Kalea resumed her struggle, pulling harder on her foot. A shock went through her as she jerked free from his grip, leaped out of the chair, and dashed out of the door. She ran down the hall to the nurses station where Aunt Tabitha and Avery retreated with the nurses, her left foot leaving bloody prints on the linoleum. They stopped as they saw her approach, her long, brown hair flying behind her. Avery hurried to meet her, catching her in his arms. “Kalea, what is it?”
Kalea gasped, staring at Avery. “He’s awake.”
Aunt Tabitha turned from the nurse she was talking to. “What did you say?”
“Uncle Carson is awake!”
“That’s impossible,” the nurse pushed past them.

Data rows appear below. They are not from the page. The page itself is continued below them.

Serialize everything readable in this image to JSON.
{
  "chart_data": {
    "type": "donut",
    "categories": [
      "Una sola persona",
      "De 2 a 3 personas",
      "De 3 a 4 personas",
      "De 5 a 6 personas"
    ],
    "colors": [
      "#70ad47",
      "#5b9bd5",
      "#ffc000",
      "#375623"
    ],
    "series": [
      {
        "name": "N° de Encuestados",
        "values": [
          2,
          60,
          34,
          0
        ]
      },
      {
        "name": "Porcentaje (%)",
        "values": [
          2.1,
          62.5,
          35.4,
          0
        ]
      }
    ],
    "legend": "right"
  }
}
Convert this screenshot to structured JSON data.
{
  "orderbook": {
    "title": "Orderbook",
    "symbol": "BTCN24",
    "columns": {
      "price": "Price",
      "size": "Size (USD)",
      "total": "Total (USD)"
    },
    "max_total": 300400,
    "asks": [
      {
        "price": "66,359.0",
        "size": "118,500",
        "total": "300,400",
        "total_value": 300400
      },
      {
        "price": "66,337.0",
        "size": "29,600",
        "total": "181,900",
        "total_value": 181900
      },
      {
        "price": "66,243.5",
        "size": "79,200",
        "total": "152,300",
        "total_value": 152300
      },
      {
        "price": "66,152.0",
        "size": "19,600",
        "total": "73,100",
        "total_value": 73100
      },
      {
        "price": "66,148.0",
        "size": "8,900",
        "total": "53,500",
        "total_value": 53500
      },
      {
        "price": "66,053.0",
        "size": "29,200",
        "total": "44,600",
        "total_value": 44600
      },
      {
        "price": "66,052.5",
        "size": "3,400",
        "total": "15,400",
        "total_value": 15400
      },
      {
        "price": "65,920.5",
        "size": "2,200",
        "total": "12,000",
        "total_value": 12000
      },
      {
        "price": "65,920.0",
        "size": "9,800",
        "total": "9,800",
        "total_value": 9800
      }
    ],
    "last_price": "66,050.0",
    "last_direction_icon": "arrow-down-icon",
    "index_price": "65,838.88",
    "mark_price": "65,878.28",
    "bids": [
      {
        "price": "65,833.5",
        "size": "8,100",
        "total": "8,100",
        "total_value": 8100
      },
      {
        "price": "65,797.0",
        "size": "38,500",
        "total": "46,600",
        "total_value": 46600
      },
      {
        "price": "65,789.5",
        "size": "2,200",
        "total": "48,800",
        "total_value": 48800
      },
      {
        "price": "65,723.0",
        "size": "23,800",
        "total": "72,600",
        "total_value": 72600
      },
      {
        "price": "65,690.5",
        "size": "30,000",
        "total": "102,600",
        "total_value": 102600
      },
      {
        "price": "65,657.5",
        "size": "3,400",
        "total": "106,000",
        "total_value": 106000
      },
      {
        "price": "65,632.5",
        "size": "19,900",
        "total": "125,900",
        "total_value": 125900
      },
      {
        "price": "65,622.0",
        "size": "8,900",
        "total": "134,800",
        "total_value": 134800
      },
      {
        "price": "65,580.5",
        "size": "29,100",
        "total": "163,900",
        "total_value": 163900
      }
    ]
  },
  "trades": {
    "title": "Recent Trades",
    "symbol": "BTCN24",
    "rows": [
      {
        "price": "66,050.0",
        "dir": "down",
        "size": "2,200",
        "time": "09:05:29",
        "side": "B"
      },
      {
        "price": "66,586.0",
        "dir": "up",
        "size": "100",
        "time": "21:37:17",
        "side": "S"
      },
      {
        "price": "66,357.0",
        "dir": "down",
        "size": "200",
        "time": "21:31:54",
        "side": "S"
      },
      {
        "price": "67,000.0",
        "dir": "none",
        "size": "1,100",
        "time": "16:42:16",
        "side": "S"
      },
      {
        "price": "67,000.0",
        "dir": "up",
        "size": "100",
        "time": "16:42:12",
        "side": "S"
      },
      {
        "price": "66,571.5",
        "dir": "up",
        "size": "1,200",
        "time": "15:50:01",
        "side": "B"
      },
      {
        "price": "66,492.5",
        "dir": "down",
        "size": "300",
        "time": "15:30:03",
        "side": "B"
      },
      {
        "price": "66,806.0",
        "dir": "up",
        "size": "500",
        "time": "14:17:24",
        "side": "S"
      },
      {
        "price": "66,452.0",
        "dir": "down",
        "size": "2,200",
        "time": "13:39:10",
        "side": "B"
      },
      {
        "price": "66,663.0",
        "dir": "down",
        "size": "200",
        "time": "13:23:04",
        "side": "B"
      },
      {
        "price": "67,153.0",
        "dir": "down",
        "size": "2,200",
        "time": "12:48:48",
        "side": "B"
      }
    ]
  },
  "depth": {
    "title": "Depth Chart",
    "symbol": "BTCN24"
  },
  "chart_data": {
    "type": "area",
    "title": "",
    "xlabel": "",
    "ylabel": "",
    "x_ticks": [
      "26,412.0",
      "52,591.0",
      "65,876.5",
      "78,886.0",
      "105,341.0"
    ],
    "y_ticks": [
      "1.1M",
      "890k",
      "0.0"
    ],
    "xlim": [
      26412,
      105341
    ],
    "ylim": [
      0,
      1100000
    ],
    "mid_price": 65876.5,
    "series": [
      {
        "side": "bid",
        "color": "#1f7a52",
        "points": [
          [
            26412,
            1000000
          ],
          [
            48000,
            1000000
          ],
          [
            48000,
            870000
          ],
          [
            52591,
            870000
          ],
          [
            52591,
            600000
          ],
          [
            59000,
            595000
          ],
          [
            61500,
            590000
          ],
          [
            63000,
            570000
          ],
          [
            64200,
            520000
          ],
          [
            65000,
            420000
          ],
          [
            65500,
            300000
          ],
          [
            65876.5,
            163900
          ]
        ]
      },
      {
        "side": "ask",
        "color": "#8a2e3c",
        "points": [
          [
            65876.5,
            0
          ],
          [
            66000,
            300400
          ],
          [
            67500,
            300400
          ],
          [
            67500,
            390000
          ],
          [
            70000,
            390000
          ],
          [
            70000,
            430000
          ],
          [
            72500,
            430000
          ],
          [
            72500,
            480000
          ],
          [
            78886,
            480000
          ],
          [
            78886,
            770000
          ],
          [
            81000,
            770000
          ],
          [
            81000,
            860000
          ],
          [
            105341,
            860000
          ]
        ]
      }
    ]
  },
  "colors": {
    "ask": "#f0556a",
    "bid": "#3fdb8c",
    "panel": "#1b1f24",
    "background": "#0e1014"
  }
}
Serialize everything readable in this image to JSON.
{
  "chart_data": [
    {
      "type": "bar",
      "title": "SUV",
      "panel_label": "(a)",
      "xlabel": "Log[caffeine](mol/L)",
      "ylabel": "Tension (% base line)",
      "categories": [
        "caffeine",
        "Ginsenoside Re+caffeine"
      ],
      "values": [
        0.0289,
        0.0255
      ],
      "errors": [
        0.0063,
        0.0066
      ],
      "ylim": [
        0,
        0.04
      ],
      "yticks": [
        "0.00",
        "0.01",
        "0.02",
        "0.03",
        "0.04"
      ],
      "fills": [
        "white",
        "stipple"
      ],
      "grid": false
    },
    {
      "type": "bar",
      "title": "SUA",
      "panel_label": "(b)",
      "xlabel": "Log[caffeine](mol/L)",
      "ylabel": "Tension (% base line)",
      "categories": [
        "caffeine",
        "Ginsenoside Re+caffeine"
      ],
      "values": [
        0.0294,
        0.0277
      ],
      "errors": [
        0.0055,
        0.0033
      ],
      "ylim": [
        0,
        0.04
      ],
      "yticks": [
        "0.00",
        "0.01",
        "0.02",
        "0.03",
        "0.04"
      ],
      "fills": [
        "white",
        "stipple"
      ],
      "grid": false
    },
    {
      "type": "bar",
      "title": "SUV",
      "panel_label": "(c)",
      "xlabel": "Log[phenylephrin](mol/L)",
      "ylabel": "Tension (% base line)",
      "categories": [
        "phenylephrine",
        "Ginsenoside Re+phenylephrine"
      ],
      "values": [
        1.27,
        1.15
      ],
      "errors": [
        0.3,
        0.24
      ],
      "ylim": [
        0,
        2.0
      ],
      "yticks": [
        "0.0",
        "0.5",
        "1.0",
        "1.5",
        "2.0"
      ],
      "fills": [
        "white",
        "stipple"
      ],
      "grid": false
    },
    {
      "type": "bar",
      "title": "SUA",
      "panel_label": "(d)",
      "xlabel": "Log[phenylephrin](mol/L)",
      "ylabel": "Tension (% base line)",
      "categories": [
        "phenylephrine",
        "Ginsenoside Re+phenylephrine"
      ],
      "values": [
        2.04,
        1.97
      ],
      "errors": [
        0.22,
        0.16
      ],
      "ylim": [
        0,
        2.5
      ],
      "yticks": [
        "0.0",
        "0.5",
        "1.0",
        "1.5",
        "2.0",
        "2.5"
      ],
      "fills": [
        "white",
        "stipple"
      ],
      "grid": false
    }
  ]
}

They followed her to Uncle Carson’s room, where they found him sitting up and calmly removing the morphine IV from his arm. He smiled at them.
“Hello everybody. Isn’t it a beautiful evening?”
Aunt Tabitha and Avery rushed to Uncle Carson, engulfing him in a hug.
The nurse pushed her hair out of her face, her shaky arm exposing a phoenix tattoo. “I don’t understand.”
Aunt Tabitha looked up from her embrace, tears dripping down her cheek. “It’s a miracle!”
Kalea sagged against the wall, smearing the blood trickling from foot over the floor. “The world is about to turn.”